It’s everywhere we look. Sometimes it’s written on a small sign in the corner of our neighborhood coffee shop: Capacity 50. We barely notice it, we’re usually so engrossed in our Instagram or Facebook feed while waiting for the barista behind the counter to call our name. Our washing machines have it, our cars have it, stadiums have it, airplanes, hard drives, photo albums, DVRs, classrooms, coffee cups. The list could go on and on. Literally everywhere we look we’re surrounded by objects and items, places and spaces that have a posted or known capacity. And we accept it. Yet for some reason, when it comes to ourselves we struggle to acknowledge that we as humans have a maximum capacity. We keep adding and adding to our to-do lists and overwhelming our souls with projects and processes. We joke that we wish there were more hours in a day, the truth of course being that there are only 24. Just as there are only seven days in a week and 365 days in a year (okay Type A’s we know some years have 366, slow your roll). Did you see it? That last sentence is full of capacity indictors. Full of limitations.
I struggle with the idea of capacity a lot. I struggle to say “no” to things. Afraid that saying “no for now”, might effect my chance to say “yes” later down the road. I don’t want to let anyone down, so I say “yes” while my brain begins creating elaborate plans that will allow me to somehow get it all done. And I know I’m not alone. I know that if you’re still reading this, if you right now in this very moment have the capacity to read and absorb these words, you too have probably struggled with accepting that you have limitations. Because that’s really what capacity is.
Capacity is the largest amount that something can contain. It is in essence the limit to what you can hold. The limit to what you can do. The difference is in the objects and places around us the limit is measurable. As people there are few ways to measure our limits. So we often ignore our own capacity in the moment, later reaping results that only further overwhelm and burden us. We spread ourselves thin, paint ourselves into a corner, discover we’re up a creek without a paddle. I could go on and on, but I don’t want to. I want to put a limit on it. A self imposed, that’s enough, stop for right now, limit.
And I just want to breathe. Quiet, small, gentle breaths that aren’t hurried or rushed, because the truth is I’m tired. I’m exhausted with trying to keep up, keep it all together and keep moving forward. There is a capacity to what I can do when I make it about me. When I get caught up in what time or resources I have or don’t, I’m making it about me. I want to stop fighting to increase my capacity for this world and instead focus on making more room in my life for Jesus.

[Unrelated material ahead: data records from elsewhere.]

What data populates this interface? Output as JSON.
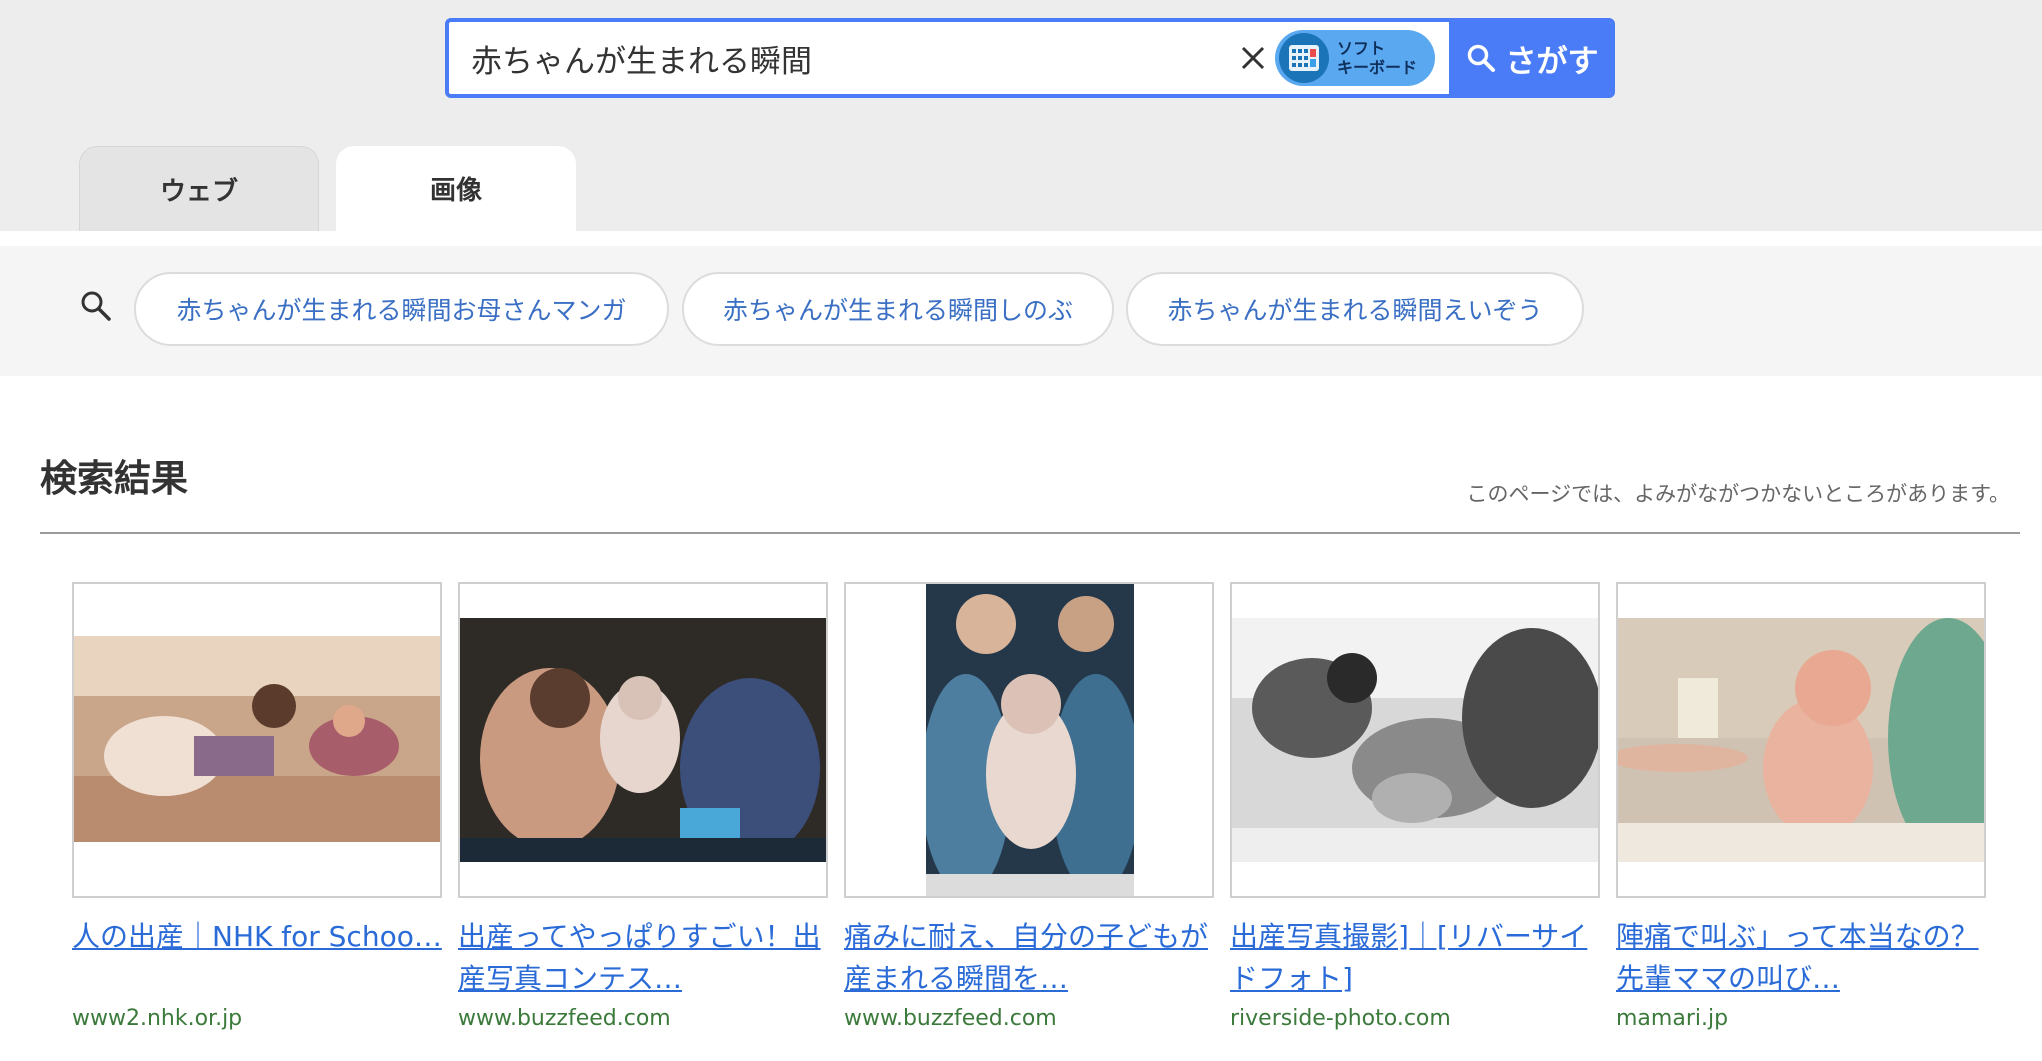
{
  "search": {
    "query": "赤ちゃんが生まれる瞬間",
    "soft_keyboard_line1": "ソフト",
    "soft_keyboard_line2": "キーボード",
    "submit_label": "さがす"
  },
  "tabs": [
    {
      "label": "ウェブ",
      "active": false
    },
    {
      "label": "画像",
      "active": true
    }
  ],
  "suggestions": [
    "赤ちゃんが生まれる瞬間お母さんマンガ",
    "赤ちゃんが生まれる瞬間しのぶ",
    "赤ちゃんが生まれる瞬間えいぞう"
  ],
  "results": {
    "title": "検索結果",
    "note": "このページでは、よみがながつかないところがあります。",
    "items": [
      {
        "title": "人の出産｜NHK for Schoo…",
        "domain": "www2.nhk.or.jp"
      },
      {
        "title": "出産ってやっぱりすごい！出産写真コンテス…",
        "domain": "www.buzzfeed.com"
      },
      {
        "title": "痛みに耐え、自分の子どもが産まれる瞬間を…",
        "domain": "www.buzzfeed.com"
      },
      {
        "title": "出産写真撮影]｜[リバーサイドフォト]",
        "domain": "riverside-photo.com"
      },
      {
        "title": "陣痛で叫ぶ」って本当なの？先輩ママの叫び…",
        "domain": "mamari.jp"
      }
    ]
  },
  "colors": {
    "accent": "#4a7cf7",
    "link": "#2a6bd8",
    "domain": "#3c7a3c"
  }
}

I don’t need more hours in the day or days in the week. I need to prioritize how I fill those hours and days. I am choosing every day to embrace my capacity. It isn’t easy. It takes sticky notes and reminders to keep me on track. But I’m choosing to embrace it. I’m choosing to accept that there is an end to me. In that quiet moment of resolve, when I can count the number of breaths I take I am waiving the white flag. I am choosing to surrender and instead of being overwhelmed by the world, I am overcome with freedom. When I acknowledge my capacity, I am reminded that there is NO capacity, NO limit, NO end to my Father in Heaven. HE is endless, boundless and timeless. And He is for me.

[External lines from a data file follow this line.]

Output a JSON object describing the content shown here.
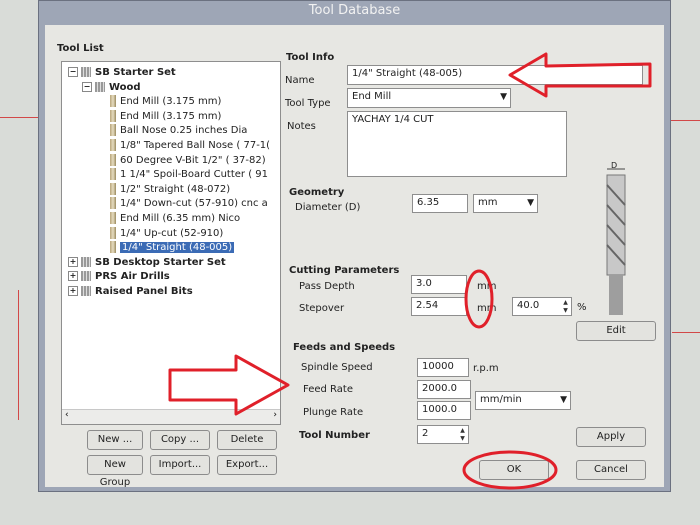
{
  "window": {
    "title": "Tool Database"
  },
  "tool_list": {
    "header": "Tool List",
    "tree": [
      {
        "label": "SB Starter Set",
        "level": 0,
        "kind": "group",
        "expander": "−"
      },
      {
        "label": "Wood",
        "level": 1,
        "kind": "group",
        "expander": "−"
      },
      {
        "label": "End Mill (3.175 mm)",
        "level": 2,
        "kind": "tool"
      },
      {
        "label": "End Mill (3.175 mm)",
        "level": 2,
        "kind": "tool"
      },
      {
        "label": "Ball Nose 0.25 inches Dia",
        "level": 2,
        "kind": "tool"
      },
      {
        "label": "1/8\" Tapered Ball Nose ( 77-1(",
        "level": 2,
        "kind": "tool"
      },
      {
        "label": "60 Degree V-Bit 1/2\" ( 37-82)",
        "level": 2,
        "kind": "tool"
      },
      {
        "label": "1 1/4\" Spoil-Board Cutter ( 91",
        "level": 2,
        "kind": "tool"
      },
      {
        "label": "1/2\" Straight (48-072)",
        "level": 2,
        "kind": "tool"
      },
      {
        "label": "1/4\" Down-cut (57-910) cnc a",
        "level": 2,
        "kind": "tool"
      },
      {
        "label": "End Mill (6.35 mm) Nico",
        "level": 2,
        "kind": "tool"
      },
      {
        "label": "1/4\" Up-cut (52-910)",
        "level": 2,
        "kind": "tool"
      },
      {
        "label": "1/4\" Straight (48-005)",
        "level": 2,
        "kind": "tool",
        "selected": true
      },
      {
        "label": "SB Desktop Starter Set",
        "level": 0,
        "kind": "group",
        "expander": "+"
      },
      {
        "label": "PRS Air Drills",
        "level": 0,
        "kind": "group",
        "expander": "+"
      },
      {
        "label": "Raised Panel Bits",
        "level": 0,
        "kind": "group",
        "expander": "+"
      }
    ],
    "buttons": {
      "new": "New ...",
      "copy": "Copy ...",
      "delete": "Delete",
      "new_group": "New Group",
      "import": "Import...",
      "export": "Export..."
    }
  },
  "tool_info": {
    "header": "Tool Info",
    "name_label": "Name",
    "name_value": "1/4\" Straight (48-005)",
    "type_label": "Tool Type",
    "type_value": "End Mill",
    "notes_label": "Notes",
    "notes_value": "YACHAY 1/4 CUT"
  },
  "geometry": {
    "header": "Geometry",
    "diameter_label": "Diameter (D)",
    "diameter_value": "6.35",
    "unit_value": "mm",
    "diagram_label": "D"
  },
  "cutting": {
    "header": "Cutting Parameters",
    "pass_depth_label": "Pass Depth",
    "pass_depth_value": "3.0",
    "pass_depth_unit": "mm",
    "stepover_label": "Stepover",
    "stepover_value": "2.54",
    "stepover_unit": "mm",
    "stepover_percent": "40.0",
    "percent_sign": "%",
    "edit_button": "Edit"
  },
  "feeds": {
    "header": "Feeds and Speeds",
    "spindle_label": "Spindle Speed",
    "spindle_value": "10000",
    "spindle_unit": "r.p.m",
    "feed_label": "Feed Rate",
    "feed_value": "2000.0",
    "plunge_label": "Plunge Rate",
    "plunge_value": "1000.0",
    "rate_unit": "mm/min"
  },
  "tool_number": {
    "label": "Tool Number",
    "value": "2"
  },
  "actions": {
    "apply": "Apply",
    "ok": "OK",
    "cancel": "Cancel"
  },
  "annotation_color": "#e0202a",
  "selection_color": "#3b6bb5"
}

So the next time you feel you are at your capacity and find yourself wondering how to expand, call on Jesus. Surrender to Jesus. Waive the white flag and make more room for Jesus in your life. It is the one place you will find that you will never reach capacity. The more space you make for Him, the more He will fill you up and up and up.
There is an end to me, and that is just the beginning of the story He is writing. The same is true for you.